Your remote control cars shocks are crucial to the performance of your cars and trucks.  Renewing the oil and bleeding the shocks properly is key to good operation.  We all dread the dirty oil spill and slimy hands that go with emptying and refilling the dampeners.  I hear every excuse in the book why we hesitate to service shocks; “I’ll do it at home late, its too much hassle at the track.”  “I don’t have the right brand or weight oil in my box”  “It won’t make that much difference!” and so on.  But, your cars shocks are easy to freshen up and you will be pleased with the improved handling of the vehicle, plus it’s simple once you know how.

After you have removed your shocks from the vehicle you must first empty the nasty black oil.  Easy of course, but first use a toothbrush to thoroughly clean the outside for all dirt, you don’t want it going inside when you open it.  The oil wants to slime its way onto your pit table and make a mess of it.  I like to use a zip type sandwich bag with the open end peeled back over a small container to keep it upright.

This keeps the oil from running away and then you can zip it closed when done and the wife won’t find a toxic oil spill in the kitchen trash, keeping you out of the dog house.

Next I use a few drops of fresh oil in the shock body and push the piston up and down while holding the shock upside down over the zip bag to swish out any dirt residue.  Now set the body aside on a pit towel to let it drain for a few minutes.
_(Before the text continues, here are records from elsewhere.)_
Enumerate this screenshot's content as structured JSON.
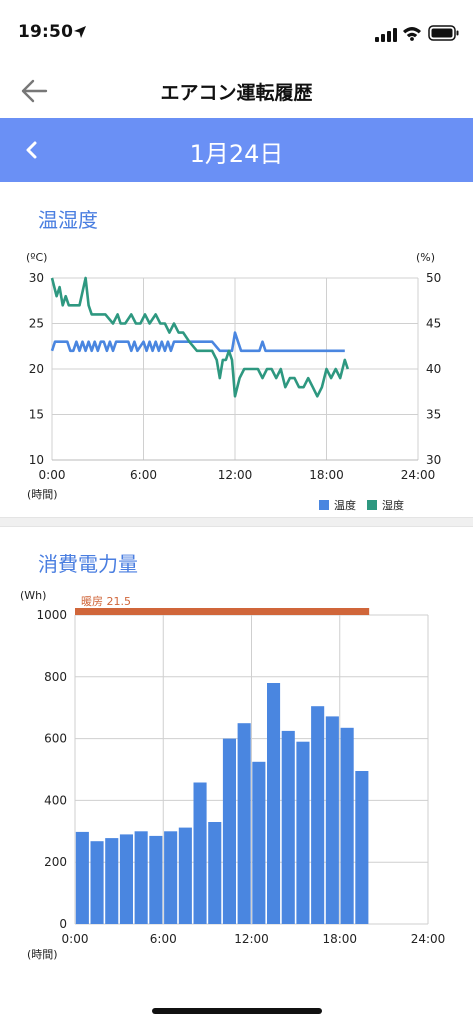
{
  "status": {
    "time": "19:50"
  },
  "header": {
    "title": "エアコン運転履歴"
  },
  "date_nav": {
    "date": "1月24日"
  },
  "temp_section": {
    "title": "温湿度"
  },
  "power_section": {
    "title": "消費電力量"
  },
  "colors": {
    "accent": "#6a90f5",
    "temperature": "#4a86e0",
    "humidity": "#2e9880",
    "heating": "#d0663a",
    "bar": "#4a86e0"
  },
  "chart_data": [
    {
      "type": "line",
      "title": "温湿度",
      "left_unit": "(ºC)",
      "right_unit": "(%)",
      "x_unit": "(時間)",
      "x_ticks": [
        "0:00",
        "6:00",
        "12:00",
        "18:00",
        "24:00"
      ],
      "y_ticks": [
        10,
        15,
        20,
        25,
        30
      ],
      "y2_ticks": [
        30,
        35,
        40,
        45,
        50
      ],
      "xlim": [
        0,
        24
      ],
      "ylim": [
        10,
        30
      ],
      "y2lim": [
        30,
        50
      ],
      "grid": true,
      "legend_position": "bottom-right",
      "series": [
        {
          "name": "温度",
          "axis": "left",
          "x": [
            0,
            0.2,
            0.5,
            1.0,
            1.2,
            1.4,
            1.6,
            1.8,
            2.0,
            2.2,
            2.4,
            2.6,
            2.8,
            3.0,
            3.2,
            3.4,
            3.6,
            3.8,
            4.0,
            4.2,
            4.5,
            5.0,
            5.2,
            5.4,
            5.6,
            6.0,
            6.2,
            6.4,
            6.6,
            6.8,
            7.0,
            7.2,
            7.4,
            7.6,
            7.8,
            8.0,
            8.2,
            8.4,
            9.0,
            10.0,
            10.5,
            11.0,
            11.4,
            11.8,
            12.0,
            12.2,
            12.4,
            12.6,
            13.0,
            13.6,
            13.8,
            14.0,
            15.0,
            16.0,
            17.0,
            18.0,
            19.0,
            19.2
          ],
          "values": [
            22,
            23,
            23,
            23,
            22,
            22,
            23,
            22,
            23,
            22,
            23,
            22,
            23,
            22,
            23,
            23,
            22,
            23,
            22,
            23,
            23,
            23,
            22,
            23,
            22,
            23,
            22,
            23,
            22,
            23,
            22,
            23,
            22,
            23,
            22,
            23,
            23,
            23,
            23,
            23,
            23,
            22,
            22,
            22,
            24,
            23,
            22,
            22,
            22,
            22,
            23,
            22,
            22,
            22,
            22,
            22,
            22,
            22
          ]
        },
        {
          "name": "湿度",
          "axis": "right",
          "x": [
            0,
            0.3,
            0.5,
            0.7,
            0.9,
            1.1,
            1.4,
            1.8,
            2.2,
            2.4,
            2.6,
            3.0,
            3.5,
            4.0,
            4.3,
            4.5,
            4.8,
            5.2,
            5.5,
            5.8,
            6.1,
            6.4,
            6.8,
            7.1,
            7.4,
            7.7,
            8.0,
            8.3,
            8.6,
            9.0,
            9.5,
            10.0,
            10.5,
            10.8,
            11.0,
            11.2,
            11.4,
            11.6,
            11.8,
            12.0,
            12.3,
            12.6,
            13.0,
            13.5,
            13.8,
            14.1,
            14.4,
            14.7,
            15.0,
            15.3,
            15.6,
            15.9,
            16.2,
            16.5,
            16.8,
            17.1,
            17.4,
            17.7,
            18.0,
            18.3,
            18.6,
            18.9,
            19.2,
            19.4
          ],
          "values": [
            50,
            48,
            49,
            47,
            48,
            47,
            47,
            47,
            50,
            47,
            46,
            46,
            46,
            45,
            46,
            45,
            45,
            46,
            45,
            45,
            46,
            45,
            46,
            45,
            45,
            44,
            45,
            44,
            44,
            43,
            42,
            42,
            42,
            41,
            39,
            41,
            41,
            42,
            41,
            37,
            39,
            40,
            40,
            40,
            39,
            40,
            40,
            39,
            40,
            38,
            39,
            39,
            38,
            38,
            39,
            38,
            37,
            38,
            40,
            39,
            40,
            39,
            41,
            40
          ]
        }
      ]
    },
    {
      "type": "bar",
      "title": "消費電力量",
      "y_unit": "(Wh)",
      "x_unit": "(時間)",
      "x_ticks": [
        "0:00",
        "6:00",
        "12:00",
        "18:00",
        "24:00"
      ],
      "y_ticks": [
        0,
        200,
        400,
        600,
        800,
        1000
      ],
      "ylim": [
        0,
        1000
      ],
      "xlim": [
        0,
        24
      ],
      "grid": true,
      "annotation": {
        "label": "暖房 21.5",
        "start_hour": 0,
        "end_hour": 20
      },
      "categories": [
        0,
        1,
        2,
        3,
        4,
        5,
        6,
        7,
        8,
        9,
        10,
        11,
        12,
        13,
        14,
        15,
        16,
        17,
        18,
        19
      ],
      "values": [
        298,
        268,
        278,
        290,
        300,
        285,
        300,
        312,
        458,
        330,
        600,
        650,
        525,
        780,
        625,
        590,
        705,
        672,
        635,
        495
      ]
    }
  ]
}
Now that your shocks are clean, time to refill with new oil.  Choose your favorite brand and weight of oil.  Filling the amount of oil in your shocks body depends on the kind of shocks you have on your car.  Kyosho and Losi shocks have cartridge style bodies filled from the bottom and perhaps your brand of shock does too, but some shocks like Associated shocks and others, do not have a separate cartridge and are filled from the top instead.  The important thing is not the type of shocks but how much you fill them.
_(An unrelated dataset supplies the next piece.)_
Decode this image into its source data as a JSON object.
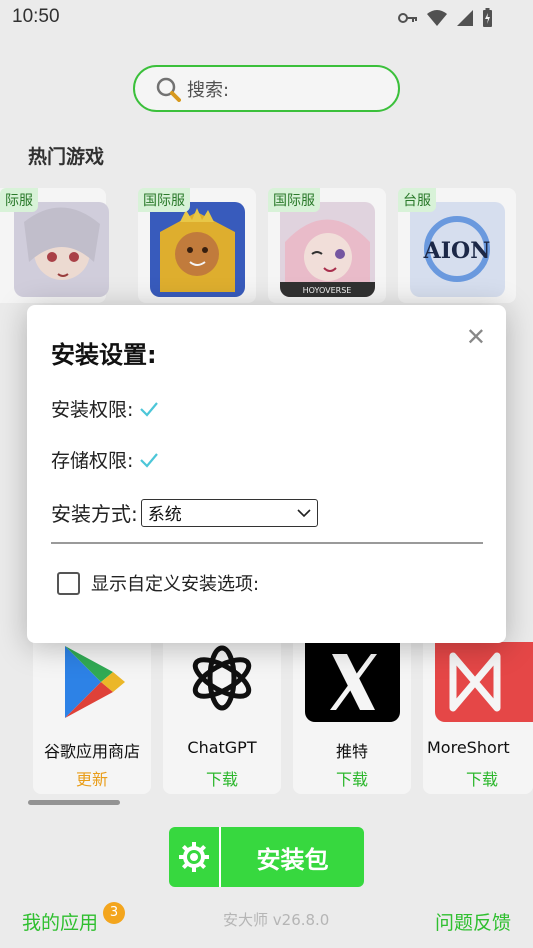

When filling cartridge style shocks you fill them just enough so that when you screw the cartridge in that the oil just barely oozes out.  To fill top cap shocks, put enough oil to reach the top edge of the body but leaving a concave dimple in the oil not so much as to make the oil convex over the top of the body.

Once the oil is in you must bleed them. Bleeding is what gives you the proper operation and helps to prevent blow outs.  On cap, top fill shocks screw the cap on finger tight and test the action of the shock buy slowly pushing the shaft upwards feeling for resistance. If the shaft does not reach full travel then you have slightly too much oil inside.

You must extend the shock shaft out and then open the cap and take a tiny amount of oil out, this is best done by just dabbing a clean cloth in the oil and not dumping the oil out and finger tighten the cap again. Then retest the action. If the shaft reaches full travel and does not “rebound” back out tighten the cap a bit and you have done good and on to the next shock.  If it rebounds then you must repeat the procedure of take a dab of oil out until you get no rebounds.

Cartridge shocks take a slightly different technique to bleed but the end result of full travel and no rebound it the same goal as above.  Fill the shock to a distance below the top of the shock body equal to the length of the cartridge plus a tiny amount.

Screw the cartridge in until you have a small gap that allows the air and extra oil to escape.

Now very slowly push the shaft down and bleed the air and oil out the gap until you reach full travel, without releasing the shaft tighten the cartridge finger tight and do the travel and rebound test as discussed above.

If you have to much oil then unscrew the cartridge and wipe excess from the piston and cartridge assembly, do not dump oil out.  Repeat the procedure until you get the desired full travel and no rebound.  When completed tighten the cartridge as instructed in your manual. Do not over tighten.

That was easy!  Your car or truck will handle and perform much better now.  If you continue to keep fresh oil in the shocks with regular maintenance then the seals will last much longer and the shocks will require fewer total rebuilds and save you money too.